I’ve just attended the press conference at which Michelle Terry revealed her first season at The Globe. And the dynamics in the room were fascinating.
Terry is in a strange position as the new Artistic Director following Emma Rice’s brief, flamboyant, controversial tenure and “hiatus” (the word used by Globe Chief Executive, Neil Constable) the Globe has been through. Rice’s “standing down” was announced only five months after she started in post although she led the Globe for two full seasons.
The changeover took place on 1 October so – looking at the forthcoming programme – a great deal has been achieved in a short time. We have ensemble productions of Hamlet and As You Like It to look forward to along with a tour which will – somehow or other – allow the audience to choose which play they see that particular night from a menu of three. New plays include Emilia and Eyam. “The original; Globe was always dedicated to new writing and it still is” declared Terry.
And, among other delights (such as Mark Rylance playing Iago to André Holland’s Othello) I’m excited about the Playing Shakespeare with Deutsche Bank project now in its twelfth year. For 2018 there will be 18,000 free tickets for state school students in London and Birmingham to see Much Ado About Nothing directed by Michael Oakley. These schools performances and the remarkable level of vibrant engagement they generate are, without doubt one of the best things I attend anywhere all year.

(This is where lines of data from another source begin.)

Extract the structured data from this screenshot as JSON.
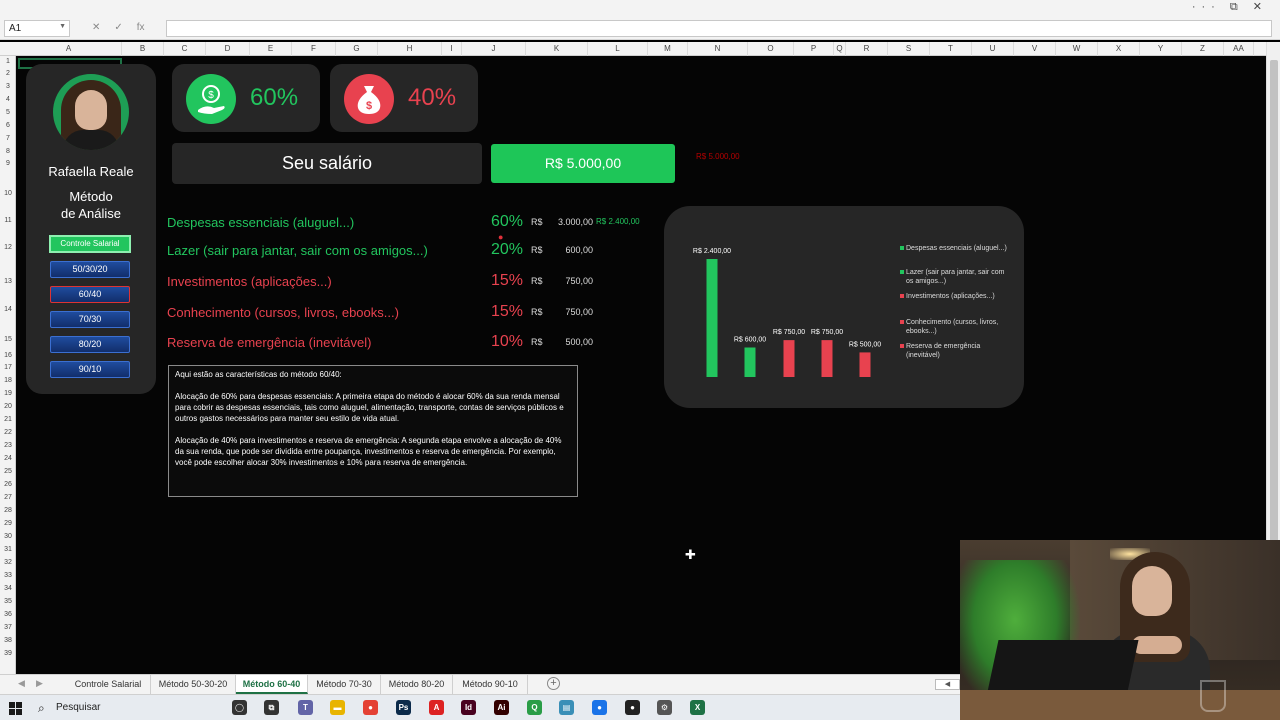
{
  "excel": {
    "window_controls": "··· ⧉ ✕",
    "name_box": "A1",
    "fx_icons": [
      "✕",
      "✓",
      "fx"
    ],
    "columns": [
      "A",
      "B",
      "C",
      "D",
      "E",
      "F",
      "G",
      "H",
      "I",
      "J",
      "K",
      "L",
      "M",
      "N",
      "O",
      "P",
      "Q",
      "R",
      "S",
      "T",
      "U",
      "V",
      "W",
      "X",
      "Y",
      "Z",
      "AA"
    ],
    "rows": [
      "1",
      "2",
      "3",
      "4",
      "5",
      "6",
      "7",
      "8",
      "9",
      "10",
      "11",
      "12",
      "13",
      "14",
      "15",
      "16",
      "17",
      "18",
      "19",
      "20",
      "21",
      "22",
      "23",
      "24",
      "25",
      "26",
      "27",
      "28",
      "29",
      "30",
      "31",
      "32",
      "33",
      "34",
      "35",
      "36",
      "37",
      "38",
      "39"
    ]
  },
  "sidebar": {
    "name": "Rafaella Reale",
    "method_title": "Método\nde Análise",
    "controle_button": "Controle Salarial",
    "method_buttons": [
      "50/30/20",
      "60/40",
      "70/30",
      "80/20",
      "90/10"
    ],
    "active_method": "60/40"
  },
  "cards": {
    "pct_green": "60%",
    "pct_red": "40%",
    "salary_label": "Seu salário",
    "salary_value": "R$ 5.000,00",
    "salary_faint": "R$   5.000,00"
  },
  "expenses": [
    {
      "label": "Despesas essenciais (aluguel...)",
      "pct": "60%",
      "currency": "R$",
      "value": "3.000,00",
      "extra": "R$ 2.400,00",
      "color": "#22c55e"
    },
    {
      "label": "Lazer (sair para jantar, sair com os amigos...)",
      "pct": "20%",
      "currency": "R$",
      "value": "600,00",
      "extra": "",
      "color": "#22c55e"
    },
    {
      "label": "Investimentos (aplicações...)",
      "pct": "15%",
      "currency": "R$",
      "value": "750,00",
      "extra": "",
      "color": "#e8424f"
    },
    {
      "label": "Conhecimento (cursos, livros, ebooks...)",
      "pct": "15%",
      "currency": "R$",
      "value": "750,00",
      "extra": "",
      "color": "#e8424f"
    },
    {
      "label": "Reserva de emergência (inevitável)",
      "pct": "10%",
      "currency": "R$",
      "value": "500,00",
      "extra": "",
      "color": "#e8424f"
    }
  ],
  "description": {
    "title": "Aqui estão as características do método 60/40:",
    "p1": "Alocação de 60% para despesas essenciais: A primeira etapa do método é alocar 60% da sua renda mensal para cobrir as despesas essenciais, tais como aluguel, alimentação, transporte, contas de serviços públicos e outros gastos necessários para manter seu estilo de vida atual.",
    "p2": "Alocação de 40% para investimentos e reserva de emergência: A segunda etapa envolve a alocação de 40% da sua renda, que pode ser dividida entre poupança, investimentos e reserva de emergência. Por exemplo, você pode escolher alocar 30% investimentos e 10% para reserva de emergência."
  },
  "chart_data": {
    "type": "bar",
    "categories": [
      "Despesas essenciais (aluguel...)",
      "Lazer (sair para jantar, sair com os amigos...)",
      "Investimentos (aplicações...)",
      "Conhecimento (cursos, livros, ebooks...)",
      "Reserva de emergência (inevitável)"
    ],
    "values": [
      2400,
      600,
      750,
      750,
      500
    ],
    "data_labels": [
      "R$ 2.400,00",
      "R$ 600,00",
      "R$ 750,00",
      "R$ 750,00",
      "R$ 500,00"
    ],
    "colors": [
      "#22c55e",
      "#22c55e",
      "#e8424f",
      "#e8424f",
      "#e8424f"
    ],
    "legend": [
      "Despesas essenciais (aluguel...)",
      "Lazer (sair para jantar, sair com os amigos...)",
      "Investimentos (aplicações...)",
      "Conhecimento (cursos, livros, ebooks...)",
      "Reserva de emergência (inevitável)"
    ],
    "legend_position": "right",
    "grid": false,
    "ylim": [
      0,
      2400
    ],
    "title": "",
    "xlabel": "",
    "ylabel": ""
  },
  "tabs": [
    "Controle Salarial",
    "Método 50-30-20",
    "Método 60-40",
    "Método 70-30",
    "Método 80-20",
    "Método 90-10"
  ],
  "active_tab": "Método 60-40",
  "taskbar": {
    "search_label": "Pesquisar",
    "apps": [
      {
        "name": "task-view",
        "glyph": "◯",
        "color": "#333333"
      },
      {
        "name": "multitask",
        "glyph": "⧉",
        "color": "#333333"
      },
      {
        "name": "teams",
        "glyph": "T",
        "color": "#6264a7"
      },
      {
        "name": "explorer",
        "glyph": "▬",
        "color": "#e8b400"
      },
      {
        "name": "chrome",
        "glyph": "●",
        "color": "#e44134"
      },
      {
        "name": "photoshop",
        "glyph": "Ps",
        "color": "#0b2a4a"
      },
      {
        "name": "acrobat",
        "glyph": "A",
        "color": "#d22"
      },
      {
        "name": "indesign",
        "glyph": "Id",
        "color": "#49021f"
      },
      {
        "name": "illustrator",
        "glyph": "Ai",
        "color": "#330000"
      },
      {
        "name": "qlik",
        "glyph": "Q",
        "color": "#2a9d47"
      },
      {
        "name": "sheets",
        "glyph": "▤",
        "color": "#3a8fb7"
      },
      {
        "name": "chrome2",
        "glyph": "●",
        "color": "#1a73e8"
      },
      {
        "name": "obs",
        "glyph": "●",
        "color": "#222222"
      },
      {
        "name": "settings",
        "glyph": "⚙",
        "color": "#555555"
      },
      {
        "name": "excel",
        "glyph": "X",
        "color": "#1e7145"
      }
    ]
  }
}
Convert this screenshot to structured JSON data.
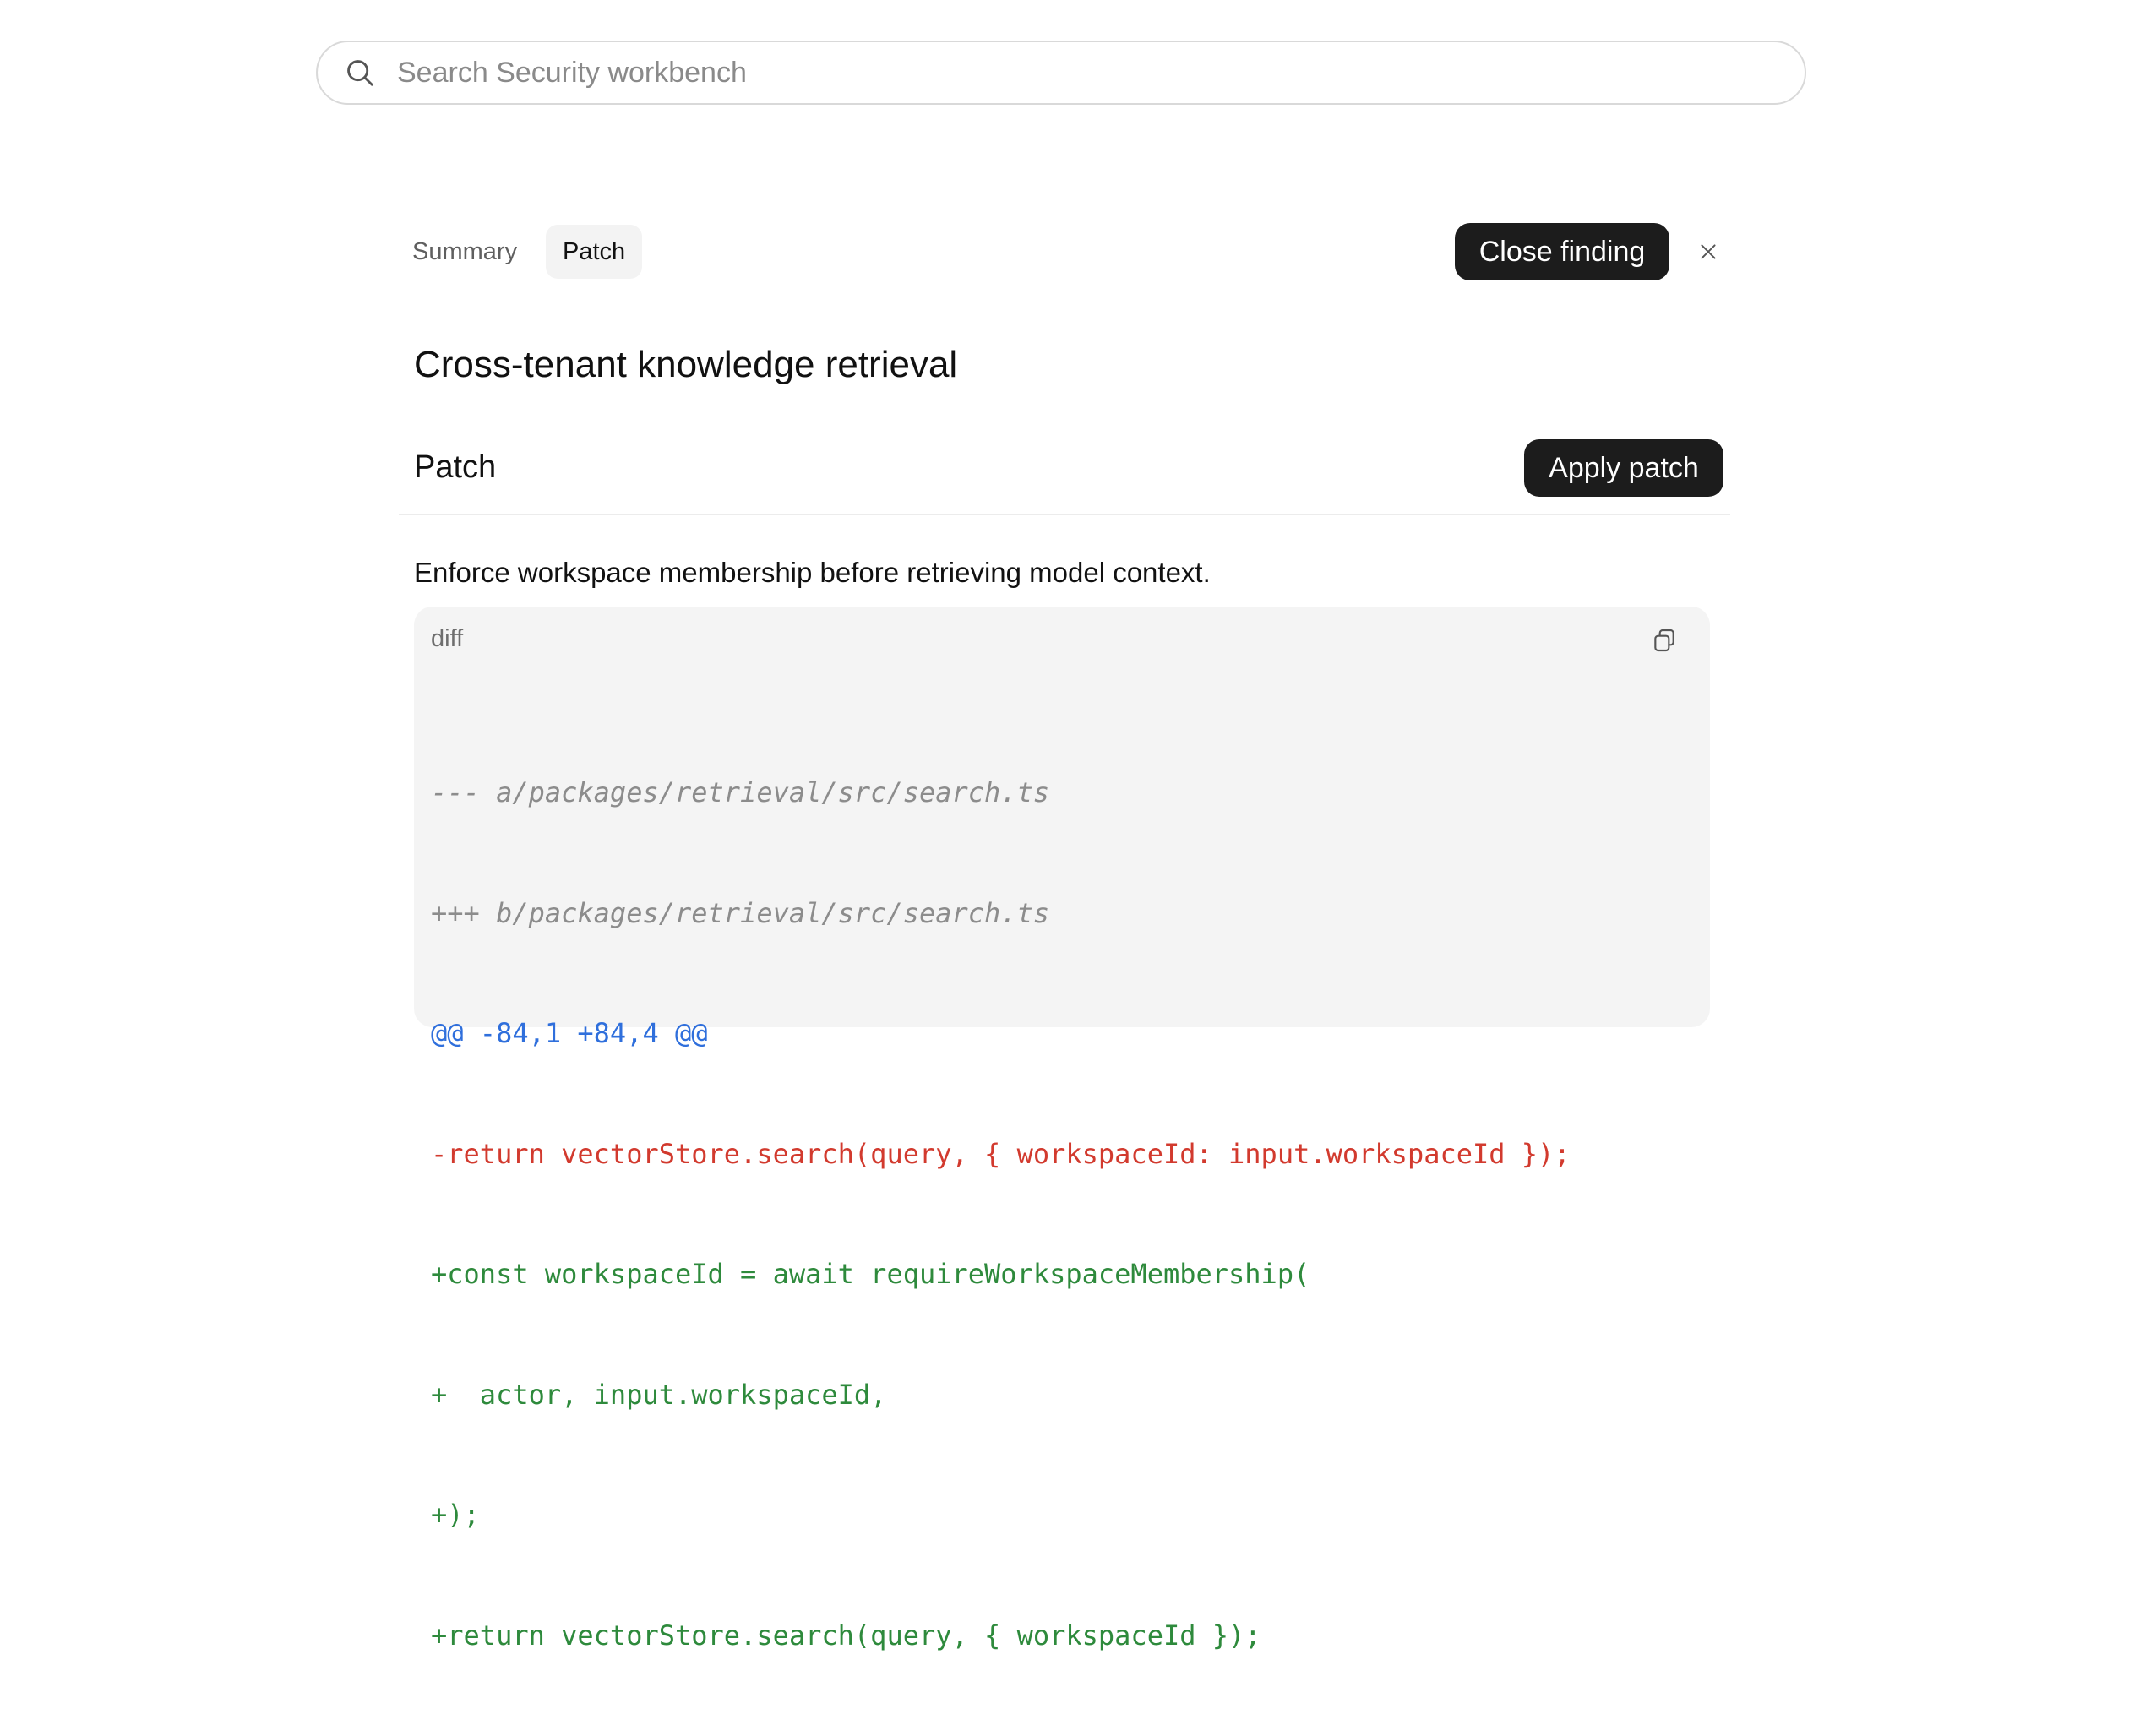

Terry was understandably nervous at facing the press – most of the big names from across the media were ranged in front of her and she must have known they’d push her hard. Railway idiosyncrasies meant I was there half an hour early so I sat quietly in the foyer for a while beforehand. I saw Terry arrive and engage in a long conversation with a man I later realised was her husband, actor Paul Ready. He was evidently providing the reassurance and support she needed.
In the event she did brilliantly, having clearly thought hard about the angle she would take on the predictable questions. “Do you see yourself as a safe pair of hands?” One journalist asked. “is there only one answer to that question?” she parried, laughing” before adding “The whole production team is in this room and I can assure you that I feel very safe in their hands.”
Of course she was also asked about use of technology (which was one of the things Rice was criticised for) and eventually directly about how she feels about Rice. She told us that the Globe will use lighting because, unlike the original Globe, it wants to go on staging evening shows as well as matinees. But, she said firmly, there will be no sound system to amplify voices.
And here’s Terry, clearly a mistress of diplomacy, on Rice herself. “I think Emma was the best thing that’s ever happened to The Globe. It was a fantastic two years which forced the Globe to stop and work what it’s really for. And that’s a real bonus”.
I can’t have been the only person present who noticed the sentence which began “As someone who loves Shakespeare …” either. Rice, rather oddly, intimated that it wasn’t really her thing.
No wonder Terry was apprehensive. I hope that afterwards she realised just how well she’d handled it. And for myself I’m delighted that we have an actor at the helm again – back to the modus operandi Mark Rylance used when the (new) Globe first opened 21 years ago. Terry is in the ensemble for Hamlet and As You Like It. “But we shall work out who plays what when we get into rehearsals” she said.
“Will you play Hamlet?” someone asked her. “We don’t know yet” she reiterated. “Would you like to play Hamlet?” the questioner persisted. “Sure as shit, I’d like to play Hamlet” Terry returned with a huge smile and without missing a beat. “I couldn’t be a director of The Globe who didn’t want to play Hamlet, now could I?”
Well played, Michelle. I think you and the Globe are going to do very well together.